Peter Ricketts / Nov 2021
In the aftermath of the 2016 referendum, we were promised that Britain would be leaving the EU but would maintain amicable relations with European countries. That now feels a long time ago. We have discovered that it is impossible to have a distant relationship with Brussels and close cooperation with European capitals. It does not work like that.
The EU member states took a consistent position throughout the Brexit negotiations that their top priority was not relations with London, but the integrity of the EU’s legal order and single market. Although it continues to shock some British politicians, they were unwilling to make exceptions for the UK or to overlook the detail of what Boris Johnson himself signed up to. That remains the case.

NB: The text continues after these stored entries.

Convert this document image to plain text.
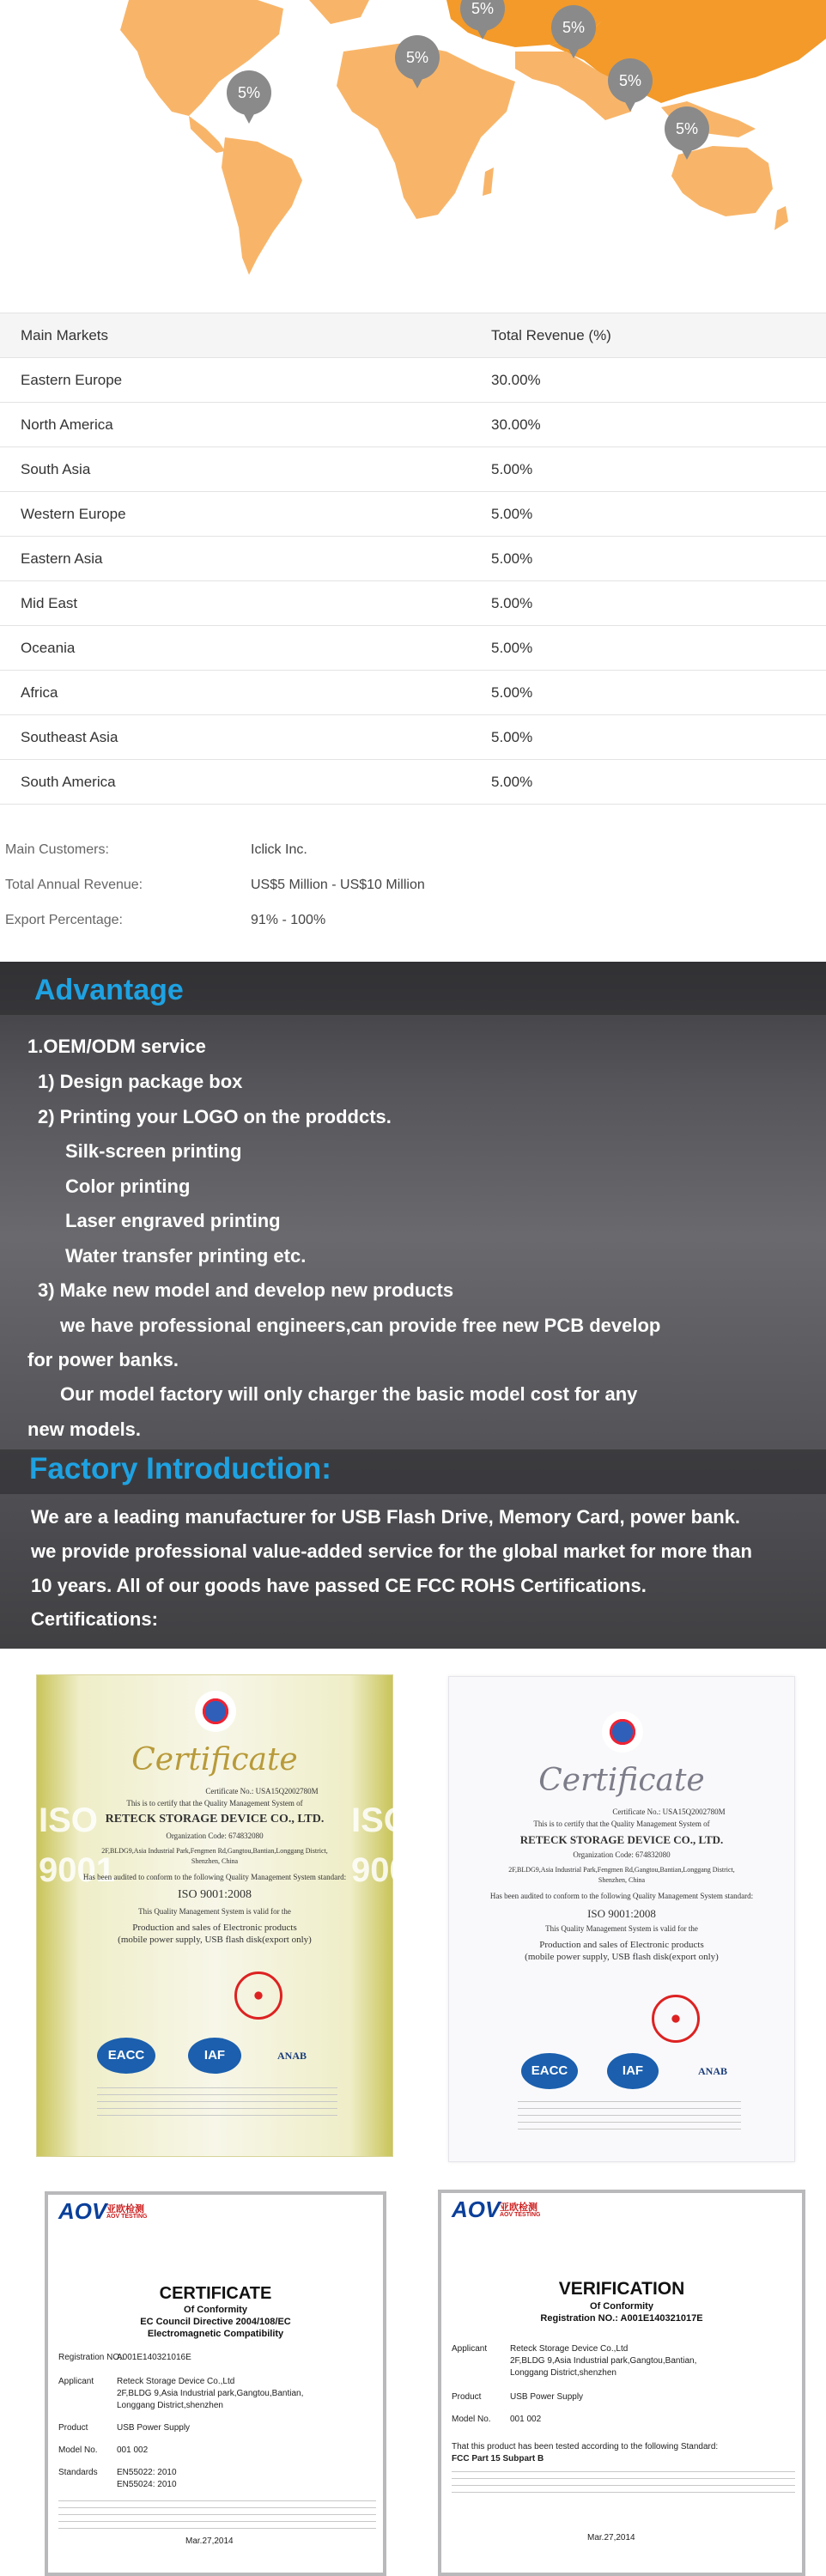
5%
5%
5%
5%
5%
5%
Main Markets	Total Revenue (%)
Eastern Europe	30.00%
North America	30.00%
South Asia	5.00%
Western Europe	5.00%
Eastern Asia	5.00%
Mid East	5.00%
Oceania	5.00%
Africa	5.00%
Southeast Asia	5.00%
South America	5.00%
Main Customers:	Iclick Inc.
Total Annual Revenue:	US$5 Million - US$10 Million
Export Percentage:	91% - 100%
Advantage
1.OEM/ODM service
1) Design package box
2) Printing your LOGO on the proddcts.
Silk-screen printing
Color printing
Laser engraved printing
Water transfer printing etc.
3) Make new model and develop new products
we have professional engineers,can provide free new PCB develop
for power banks.
Our model factory will only charger the basic model cost for any
new models.
Factory Introduction:
We are a leading manufacturer for USB Flash Drive, Memory Card, power bank.
we provide professional value-added service for the global market for more than
10 years. All of our goods have passed CE FCC ROHS Certifications.
Certifications:
ISO 9001
ISO 9001
Certificate
Certificate No.: USA15Q2002780M
This is to certify that the Quality Management System of
RETECK STORAGE DEVICE CO., LTD.
Organization Code: 674832080
2F,BLDG9,Asia Industrial Park,Fengmen Rd,Gangtou,Bantian,Longgang District,
Shenzhen, China
Has been audited to conform to the following Quality Management System standard:
ISO 9001:2008
This Quality Management System is valid for the
Production and sales of Electronic products
(mobile power supply, USB flash disk(export only)
EACC	IAF	ANAB
Certificate
Certificate No.: USA15Q2002780M
This is to certify that the Quality Management System of
RETECK STORAGE DEVICE CO., LTD.
Organization Code: 674832080
2F,BLDG9,Asia Industrial Park,Fengmen Rd,Gangtou,Bantian,Longgang District,
Shenzhen, China
Has been audited to conform to the following Quality Management System standard:
ISO 9001:2008
This Quality Management System is valid for the
Production and sales of Electronic products
(mobile power supply, USB flash disk(export only)
EACC	IAF	ANAB
AOV 亚欧检测
AOV TESTING
CERTIFICATE
Of Conformity
EC Council Directive 2004/108/EC
Electromagnetic Compatibility
Registration NO.:
A001E140321016E
Applicant	Reteck Storage Device Co.,Ltd
2F,BLDG 9,Asia Industrial park,Gangtou,Bantian,
Longgang District,shenzhen
Product	USB Power Supply
Model No. 001 002
Standards EN55022: 2010
EN55024: 2010
Mar.27,2014
AOV 亚欧检测
AOV TESTING
VERIFICATION
Of Conformity
Registration NO.: A001E140321017E
Applicant	Reteck Storage Device Co.,Ltd
2F,BLDG 9,Asia Industrial park,Gangtou,Bantian,
Longgang District,shenzhen
Product	USB Power Supply
Model No. 001 002
That this product has been tested according to the following Standard:
FCC Part 15 Subpart B
Mar.27,2014
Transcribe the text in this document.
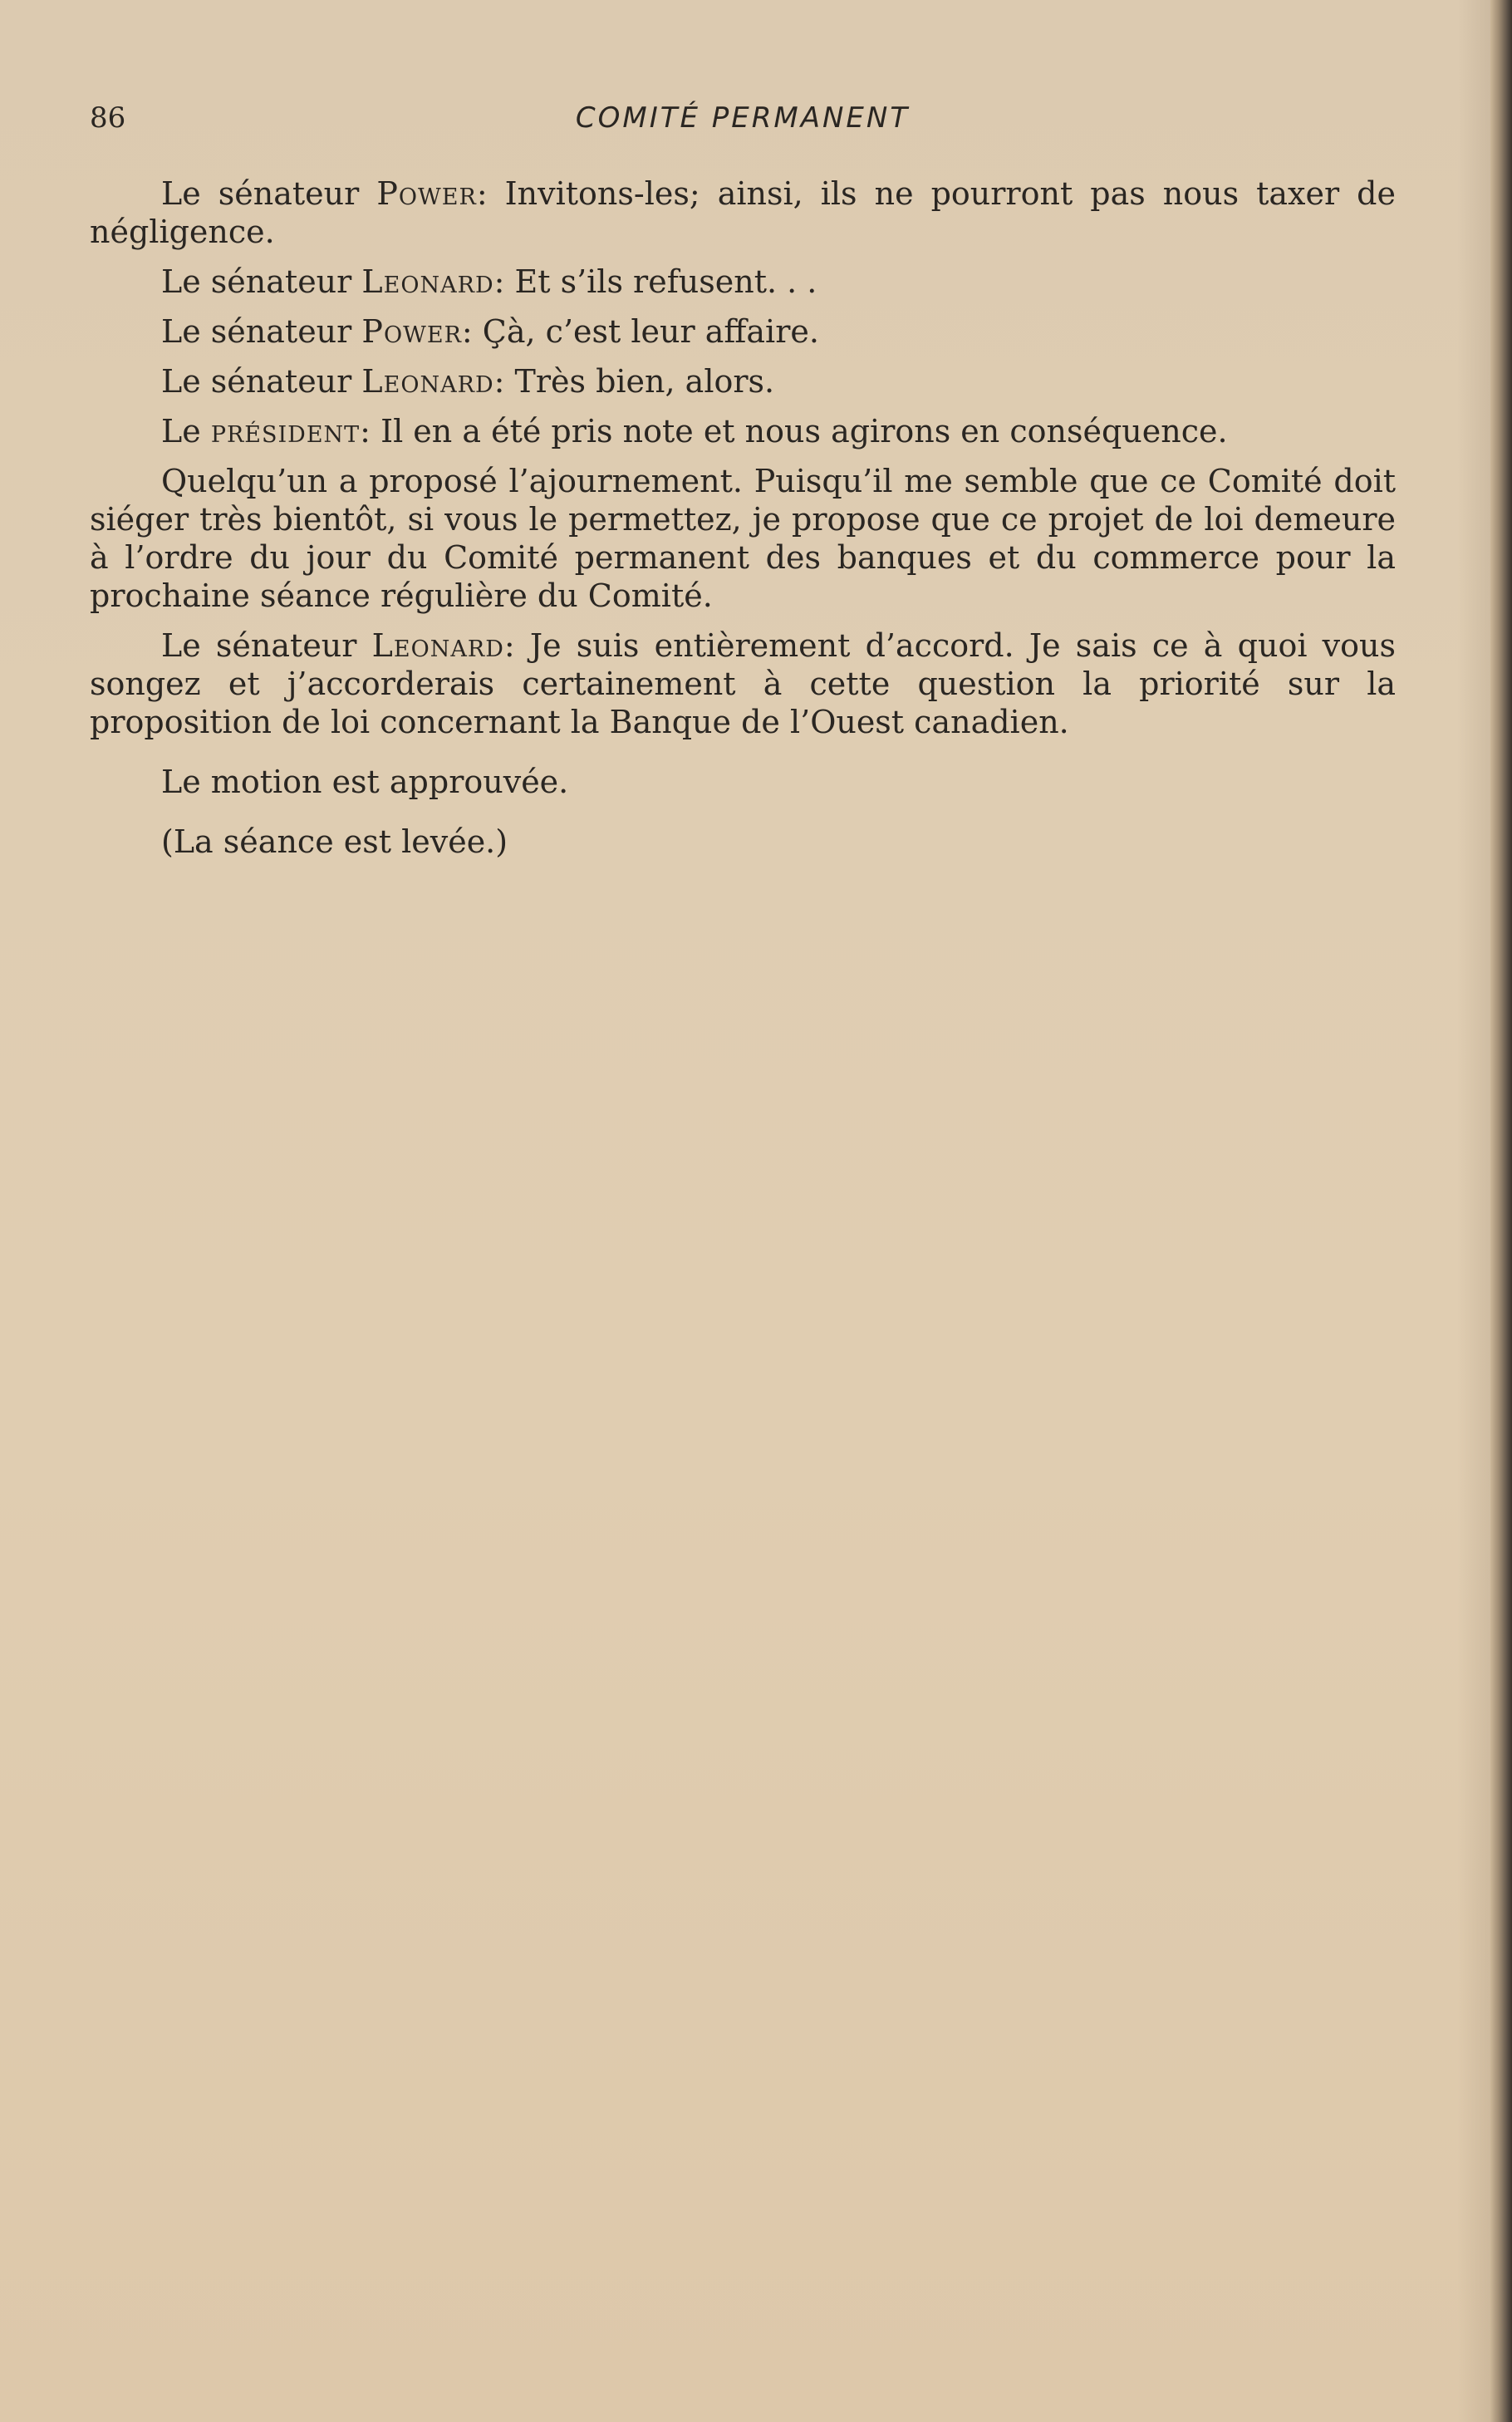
86	COMITÉ PERMANENT

Le sénateur Power: Invitons-les; ainsi, ils ne pourront pas nous taxer de négligence.

Le sénateur Leonard: Et s’ils refusent. . .

Le sénateur Power: Çà, c’est leur affaire.

Le sénateur Leonard: Très bien, alors.

Le président: Il en a été pris note et nous agirons en conséquence.

Quelqu’un a proposé l’ajournement. Puisqu’il me semble que ce Comité doit siéger très bientôt, si vous le permettez, je propose que ce projet de loi demeure à l’ordre du jour du Comité permanent des banques et du commerce pour la prochaine séance régulière du Comité.

Le sénateur Leonard: Je suis entièrement d’accord. Je sais ce à quoi vous songez et j’accorderais certainement à cette question la priorité sur la proposition de loi concernant la Banque de l’Ouest canadien.

Le motion est approuvée.

(La séance est levée.)
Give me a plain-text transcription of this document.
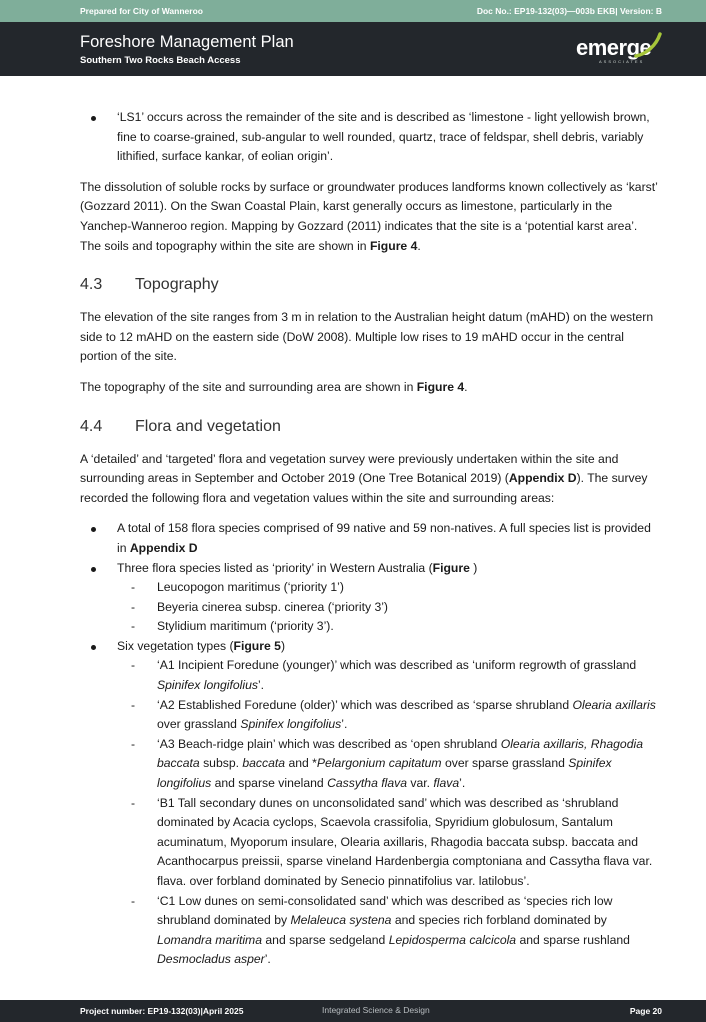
Prepared for City of Wanneroo	Doc No.: EP19-132(03)—003b EKB| Version: B
Foreshore Management Plan
Southern Two Rocks Beach Access
emerge
ASSOCIATES
‘LS1’ occurs across the remainder of the site and is described as ‘limestone - light yellowish brown, fine to coarse-grained, sub-angular to well rounded, quartz, trace of feldspar, shell debris, variably lithified, surface kankar, of eolian origin’.

The dissolution of soluble rocks by surface or groundwater produces landforms known collectively as ‘karst’ (Gozzard 2011). On the Swan Coastal Plain, karst generally occurs as limestone, particularly in the Yanchep-Wanneroo region. Mapping by Gozzard (2011) indicates that the site is a ‘potential karst area’. The soils and topography within the site are shown in Figure 4.

4.3	Topography

The elevation of the site ranges from 3 m in relation to the Australian height datum (mAHD) on the western side to 12 mAHD on the eastern side (DoW 2008). Multiple low rises to 19 mAHD occur in the central portion of the site.

The topography of the site and surrounding area are shown in Figure 4.

4.4	Flora and vegetation

A ‘detailed’ and ‘targeted’ flora and vegetation survey were previously undertaken within the site and surrounding areas in September and October 2019 (One Tree Botanical 2019) (Appendix D). The survey recorded the following flora and vegetation values within the site and surrounding areas:

A total of 158 flora species comprised of 99 native and 59 non-natives. A full species list is provided in Appendix D
Three flora species listed as ‘priority’ in Western Australia (Figure )
- Leucopogon maritimus (‘priority 1’)
- Beyeria cinerea subsp. cinerea (‘priority 3’)
- Stylidium maritimum (‘priority 3’).
Six vegetation types (Figure 5)
- ‘A1 Incipient Foredune (younger)’ which was described as ‘uniform regrowth of grassland Spinifex longifolius’.
- ‘A2 Established Foredune (older)’ which was described as ‘sparse shrubland Olearia axillaris over grassland Spinifex longifolius’.
- ‘A3 Beach-ridge plain’ which was described as ‘open shrubland Olearia axillaris, Rhagodia baccata subsp. baccata and *Pelargonium capitatum over sparse grassland Spinifex longifolius and sparse vineland Cassytha flava var. flava’.
- ‘B1 Tall secondary dunes on unconsolidated sand’ which was described as ‘shrubland dominated by Acacia cyclops, Scaevola crassifolia, Spyridium globulosum, Santalum acuminatum, Myoporum insulare, Olearia axillaris, Rhagodia baccata subsp. baccata and Acanthocarpus preissii, sparse vineland Hardenbergia comptoniana and Cassytha flava var. flava. over forbland dominated by Senecio pinnatifolius var. latilobus’.
- ‘C1 Low dunes on semi-consolidated sand’ which was described as ‘species rich low shrubland dominated by Melaleuca systena and species rich forbland dominated by Lomandra maritima and sparse sedgeland Lepidosperma calcicola and sparse rushland Desmocladus asper’.
Project number: EP19-132(03)|April 2025	Integrated Science & Design	Page 20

I have never believed that European leaders wished to ‘punish’ Britain. But, quite naturally, they put the EU’s own interests first. The fact that relations with Britain do not rank high in European capitals is because they have many other priorities on which London now has no influence. The fact that the EU is constantly in the headlines on this side of the Channel partly reflects the government’s ideological obsession with picking fights in Brussels, and partly the reality that Britain is more heavily dependent on the EU than the other way round, for example on trade and transport links, and is hit harder when things go wrong.
The bad-tempered Brexit has disrupted many long-standing arrangements between Britain and its neighbours well beyond the scope of EU affairs. This is most evident in the tensions over the border in Ireland, for the first time since the Good Friday Agreement in 1998. That we are now in a fishing war with France is because Brexit disturbed the delicate balance between the rights of British and French fishermen in the narrow waters around the Channel Islands. Handling the small boat migrant problem between Britain and France has been made more difficult by Britain’s departure from the EU’s Dublin arrangements, which allowed the return of failed asylum seekers (even though not many were in practice returned). Even within the U.K.’s own constitutional order, Brexit has severely shaken the 300-year-old union between England and Scotland.
The uncomfortable truth is that an effective working relationship between the EU and UK is essential to restoring good bilateral cooperation with our neighbours individually The place to start the necessary reconnecting is in the area of foreign and security affairs. Britain and her European neighbours share a huge range of interests as mid-size democracies defending the same values of freedom, human rights and the rule of law. Since Britain left the EU, it has found itself closer to the EU on many foreign policy issues than to the US. This was particularly true during the Trump years, on issues from climate and international trade, to handling Iran and Russia. Even under President Biden, Britain and other EU countries were equally caught out by US decisions on the military pull-out from Afghanistan. Britain is now moving closer to Washington on the question of China. But the main threats to British national security still arise in Europe and its neighbourhood, from Russian adventurism to Islamist terrorism and migrant flows from the Middle East.
It is therefore all the more surprising that London refused the EU’s offer during the Brexit negotiations of a structured dialogue on foreign and security policy. The contrast here with law enforcement and justice cooperation is striking. This area is the subject of detailed provisions on the Trade and Cooperation Agreement which seem to be allowing a good level of joint working. In foreign affairs, British Ministers have no opportunity to meet with EU Ministers collectively to coordinate positions, for instance on sanctions policy, or to contribute to important debates including over the concept of European strategic autonomy.
The Johnson government have put much store by bilateral cooperation with France and Germany on international issues. The three did good work on Iran while the UK was still a member of the EU. But the scope for them to take significant initiatives in the future will be limited by the fact that France and Germany will be bound by agreed EU positions and will be reluctant to appear to other EU partners as free-lancing with the British.
The conclusion is not hard to draw. There is an urgent need to change the current negative dynamic between the UK and the EU into a positive one. Both sides should step up efforts to resolve contentious issues, dial down the public rhetoric and start to rebuild confidence. This will in turn feed through into bilateral relationships. To take one example, Downing Street have recently been briefing that the Prime Minister wants to re-set the defence relationship with France. That is a welcome ambition, but it will only be possible if a new basis of trust can be established. That in turn will require the Johnson government to stands by their legal commitments with the EU. Getting into a positive dynamic is in everyone’s interest. A rising tide lifts all boats.